The Grit Project, developed by the American Bar Association (ABA) Commission on Women in the Profession, strives to educate women lawyers about the science behind grit and growth mindset by providing the necessary means to assess and learn the traits.

Catharine Arrowood (BA ’73, JD ’76), former president of the North Carolina Bar Association, and Forsyth County District Court Judge Denise Hartsfield (JD ’91) assisted in the training at the law school. “It’s a sea change; more than 50 percent of general counsels are women now,” Arrowood said. “It’s a whole new world and it’s a great thing.”

Judge Hartsfield added that throughout her career in various government positions she has learned there is a thin line between what grit means for a woman and man. “I have received more discrimination because I am a woman than I have for being African American,” she said.

The Grit Project was created by the ABA as a way to help female lawyers reach their full potential. In 2013, a study showed that 47 percent of associates were female; however, women only make up 29 percent and 17 percent of senior leadership roles respectively, according to the ABA Commission. In a 2012 study, the results revealed that the two traits common in highly successful women include a “grit and growth mindset.”

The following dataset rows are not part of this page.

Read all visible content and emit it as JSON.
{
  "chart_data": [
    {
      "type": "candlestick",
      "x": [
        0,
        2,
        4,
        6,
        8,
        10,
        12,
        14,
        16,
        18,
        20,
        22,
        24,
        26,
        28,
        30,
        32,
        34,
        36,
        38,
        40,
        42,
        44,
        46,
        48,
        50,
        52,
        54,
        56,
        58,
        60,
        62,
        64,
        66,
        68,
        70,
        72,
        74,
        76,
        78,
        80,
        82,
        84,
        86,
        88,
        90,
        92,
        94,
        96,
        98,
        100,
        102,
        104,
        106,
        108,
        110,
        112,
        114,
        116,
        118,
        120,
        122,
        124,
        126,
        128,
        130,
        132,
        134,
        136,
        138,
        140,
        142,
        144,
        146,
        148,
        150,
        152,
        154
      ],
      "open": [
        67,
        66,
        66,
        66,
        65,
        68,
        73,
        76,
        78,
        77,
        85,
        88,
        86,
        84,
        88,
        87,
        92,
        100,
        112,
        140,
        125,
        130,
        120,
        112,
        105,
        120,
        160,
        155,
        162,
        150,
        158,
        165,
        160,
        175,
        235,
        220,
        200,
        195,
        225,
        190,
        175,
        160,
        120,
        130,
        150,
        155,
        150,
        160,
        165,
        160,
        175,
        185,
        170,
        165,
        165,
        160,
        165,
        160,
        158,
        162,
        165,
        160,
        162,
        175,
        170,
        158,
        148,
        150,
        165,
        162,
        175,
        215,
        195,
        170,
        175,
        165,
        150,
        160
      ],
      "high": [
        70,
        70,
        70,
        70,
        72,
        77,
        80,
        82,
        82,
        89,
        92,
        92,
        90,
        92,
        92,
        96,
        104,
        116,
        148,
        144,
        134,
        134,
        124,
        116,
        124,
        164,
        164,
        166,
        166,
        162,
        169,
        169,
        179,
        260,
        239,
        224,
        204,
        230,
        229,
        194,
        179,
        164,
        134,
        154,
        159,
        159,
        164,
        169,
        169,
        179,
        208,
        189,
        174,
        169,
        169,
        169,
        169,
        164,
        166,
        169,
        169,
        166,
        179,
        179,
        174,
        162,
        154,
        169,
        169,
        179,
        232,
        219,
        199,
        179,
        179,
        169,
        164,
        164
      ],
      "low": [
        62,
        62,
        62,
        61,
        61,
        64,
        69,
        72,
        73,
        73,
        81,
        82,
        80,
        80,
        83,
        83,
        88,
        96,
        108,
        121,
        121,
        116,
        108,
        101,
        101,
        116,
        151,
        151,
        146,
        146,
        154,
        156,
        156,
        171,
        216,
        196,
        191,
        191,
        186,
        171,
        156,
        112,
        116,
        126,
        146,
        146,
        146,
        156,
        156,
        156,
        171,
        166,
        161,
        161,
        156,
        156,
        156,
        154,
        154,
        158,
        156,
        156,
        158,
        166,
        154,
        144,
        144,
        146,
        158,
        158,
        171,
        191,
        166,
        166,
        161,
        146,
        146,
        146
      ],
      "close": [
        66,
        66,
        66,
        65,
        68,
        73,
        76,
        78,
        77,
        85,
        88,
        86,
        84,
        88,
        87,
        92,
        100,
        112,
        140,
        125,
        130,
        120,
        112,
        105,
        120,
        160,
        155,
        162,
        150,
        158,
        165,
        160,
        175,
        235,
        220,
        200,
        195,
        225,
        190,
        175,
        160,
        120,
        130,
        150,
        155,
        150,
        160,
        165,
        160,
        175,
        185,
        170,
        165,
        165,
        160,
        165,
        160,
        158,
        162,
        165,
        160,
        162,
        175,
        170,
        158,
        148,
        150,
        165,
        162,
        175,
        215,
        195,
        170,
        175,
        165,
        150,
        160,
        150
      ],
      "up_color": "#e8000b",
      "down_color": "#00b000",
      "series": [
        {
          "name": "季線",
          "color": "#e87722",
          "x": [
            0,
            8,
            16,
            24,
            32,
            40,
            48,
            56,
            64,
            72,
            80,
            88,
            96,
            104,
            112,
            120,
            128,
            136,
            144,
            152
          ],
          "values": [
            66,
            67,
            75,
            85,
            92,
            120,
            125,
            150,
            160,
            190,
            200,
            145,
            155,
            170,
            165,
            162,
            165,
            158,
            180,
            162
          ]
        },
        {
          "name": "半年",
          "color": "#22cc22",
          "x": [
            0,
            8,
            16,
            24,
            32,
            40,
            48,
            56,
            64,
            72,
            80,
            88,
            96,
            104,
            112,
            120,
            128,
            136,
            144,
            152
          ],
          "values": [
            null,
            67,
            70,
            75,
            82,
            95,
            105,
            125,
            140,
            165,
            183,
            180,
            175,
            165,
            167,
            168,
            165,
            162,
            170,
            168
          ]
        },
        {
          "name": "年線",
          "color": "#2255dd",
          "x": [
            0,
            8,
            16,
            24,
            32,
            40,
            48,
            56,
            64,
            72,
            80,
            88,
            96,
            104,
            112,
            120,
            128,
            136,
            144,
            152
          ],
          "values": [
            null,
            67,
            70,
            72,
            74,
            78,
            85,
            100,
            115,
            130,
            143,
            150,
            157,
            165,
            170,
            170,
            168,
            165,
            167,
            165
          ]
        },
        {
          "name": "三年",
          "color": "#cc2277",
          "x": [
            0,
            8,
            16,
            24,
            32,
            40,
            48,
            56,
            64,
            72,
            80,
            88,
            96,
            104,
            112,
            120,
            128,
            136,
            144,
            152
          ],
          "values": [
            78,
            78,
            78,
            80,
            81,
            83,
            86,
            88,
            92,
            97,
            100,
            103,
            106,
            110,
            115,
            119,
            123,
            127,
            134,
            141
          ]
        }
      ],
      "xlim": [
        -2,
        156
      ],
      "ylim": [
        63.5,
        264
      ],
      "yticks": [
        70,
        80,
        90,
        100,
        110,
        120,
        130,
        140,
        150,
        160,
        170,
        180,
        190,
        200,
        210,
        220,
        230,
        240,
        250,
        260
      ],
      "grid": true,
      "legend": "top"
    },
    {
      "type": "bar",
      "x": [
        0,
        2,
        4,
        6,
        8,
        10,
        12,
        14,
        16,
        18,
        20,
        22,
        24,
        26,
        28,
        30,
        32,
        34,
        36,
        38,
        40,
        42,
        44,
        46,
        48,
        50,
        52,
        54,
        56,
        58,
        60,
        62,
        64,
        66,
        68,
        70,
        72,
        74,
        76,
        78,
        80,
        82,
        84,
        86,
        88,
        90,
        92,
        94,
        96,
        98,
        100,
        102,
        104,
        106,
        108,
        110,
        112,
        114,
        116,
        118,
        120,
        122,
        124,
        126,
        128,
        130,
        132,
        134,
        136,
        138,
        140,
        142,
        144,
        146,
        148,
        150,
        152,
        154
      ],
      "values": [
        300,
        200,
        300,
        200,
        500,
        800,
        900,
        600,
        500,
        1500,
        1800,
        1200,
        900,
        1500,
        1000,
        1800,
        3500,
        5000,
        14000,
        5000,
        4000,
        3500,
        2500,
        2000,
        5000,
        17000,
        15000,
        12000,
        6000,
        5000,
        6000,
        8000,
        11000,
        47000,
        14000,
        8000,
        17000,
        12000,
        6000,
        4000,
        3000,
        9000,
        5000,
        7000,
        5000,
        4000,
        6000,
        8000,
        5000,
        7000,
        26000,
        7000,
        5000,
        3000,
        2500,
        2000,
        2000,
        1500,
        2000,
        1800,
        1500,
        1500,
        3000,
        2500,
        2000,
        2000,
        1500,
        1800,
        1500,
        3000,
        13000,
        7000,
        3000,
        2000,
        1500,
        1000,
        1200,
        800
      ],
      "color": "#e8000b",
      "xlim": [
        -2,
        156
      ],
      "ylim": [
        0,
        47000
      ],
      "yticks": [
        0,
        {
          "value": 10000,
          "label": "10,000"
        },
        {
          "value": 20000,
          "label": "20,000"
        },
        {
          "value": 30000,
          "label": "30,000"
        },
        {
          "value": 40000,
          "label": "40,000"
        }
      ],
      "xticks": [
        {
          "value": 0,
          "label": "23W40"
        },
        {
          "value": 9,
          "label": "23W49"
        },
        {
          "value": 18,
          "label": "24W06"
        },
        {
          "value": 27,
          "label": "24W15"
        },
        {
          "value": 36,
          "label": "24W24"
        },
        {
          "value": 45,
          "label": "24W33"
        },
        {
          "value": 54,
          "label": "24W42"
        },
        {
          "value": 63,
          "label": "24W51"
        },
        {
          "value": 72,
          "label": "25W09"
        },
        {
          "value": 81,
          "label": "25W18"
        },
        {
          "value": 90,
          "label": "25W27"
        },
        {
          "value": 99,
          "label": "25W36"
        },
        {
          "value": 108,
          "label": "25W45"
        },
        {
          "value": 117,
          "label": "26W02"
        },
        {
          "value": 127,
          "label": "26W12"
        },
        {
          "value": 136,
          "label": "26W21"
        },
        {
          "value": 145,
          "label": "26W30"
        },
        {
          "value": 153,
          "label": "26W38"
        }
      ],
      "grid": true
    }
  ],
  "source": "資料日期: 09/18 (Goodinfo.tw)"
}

Arrowood added outcomes from Grit training are some of the most successful she has seen. “It’s interactive and where the rubber meets the road,” she said. “I think it’s a great program.”

The OCPD provides career services and counseling for law students and alumni to help them define and clarify professional goals and connect with knowledge and resources to achieve them. Women in Law is a student-run organization that endeavors to help students identify opportunities and challenges that exist for women in the legal profession. The Forsyth County Women Attorneys Association is open to all female attorneys working or living in Forsyth County. Contact Scott for more information at scottfs@wfu.edu.

Tiffani Otey (JD ’10) said following the training that she enjoyed listening to the different perspectives from women at different points in their careers. “I would definitely recommend it.”